The state Department of Public Health announced the human case Tuesday, but has declined to identify the man’s hometown. He was treated and released from a hospital and is expected to be OK, state health officials said.
The local human case of West Nile virus is the fourth reported case in Massachusetts this year.
“The epidemiological investigation conducted by DPH indicates that the patient was most likely exposed to infected mosquitoes in Essex County,” the public health agency said in a press release. “This area is already considered to be at moderate risk from West Nile virus and will remain at that level.”
As a result, Mayor James Fiorentini said he ordered mosquito control spraying this week in selected parts of the city. He said spraying will take place as soon the temperature goes over 50 degrees, because mosquito-killing chemicals are not effective in cool weather.
David Van Dam, the mayor’s aide, said tonight or Friday look to be the most likely days when spraying will take place, based on weather reports.
Haverhill last sprayed Sept. 19 and before that during the first week this month.
The mayor said residents will be notified when their neighborhood is about to be sprayed by the city’s emergency call system, Blackboard Connect.
The spraying will be take place from the back of spray trucks with “the standard Duet solution.” Fiorentini said the city is also continuing its ban on nighttime school and recreation activities.
The city’s Board of Health is recommending a number of precautionary measures, such as using insect repellent, wearing long sleeves and long pants, and avoiding outdoor activities from dusk to dawn.
The mayor said residents are urged to check their properties for unattended containers of standing water that might attract mosquitoes. The local Health Department along with the Northeast Mosquito Control Program will continue to monitor and test Haverhill for disease-carrying mosquitoes, Fiorentini said.
While West Nile virus can be fatal, the majority of people infected show no symptoms.
According to a Massachusetts Department of Public Health fact sheet, West Nile virus is a mosquito-carried virus that can cause illness ranging from a mild fever to more serious disease like encephalitis or meningitis. There is no specific treatment for the virus. People with mild infections usually recover on their own. People with severe infections almost always require hospitalization. Their symptoms may last several weeks and neurological effects may be permanent. About 10 percent of people who develop severe illness die from the infection.

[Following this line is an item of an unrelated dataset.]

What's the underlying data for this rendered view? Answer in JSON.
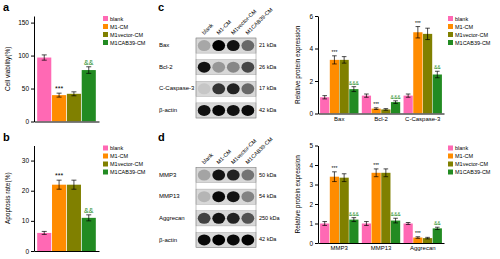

This summer, mosquitoes from Groveland, Methuen, Haverhill and many other communities in the area have tested positive for West Nile virus or Eastern equine encephalitis.
Last year, 33 cases of West Nile virus were reported in Massachusetts residents, according to state officials. Essex County had two human cases of Eastern equine encephalitis, or EEE, last year, but no West Nile virus.
“This (Essex County) case underscores the fact that mosquito-borne illness remains a threat in Massachusetts and will continue to be until the first hard overnight frost,” the state press release said.
More information, including all Werst Nile virus and EEE positive results from 2013, can be found at www.mass.gov/dph/mosquito.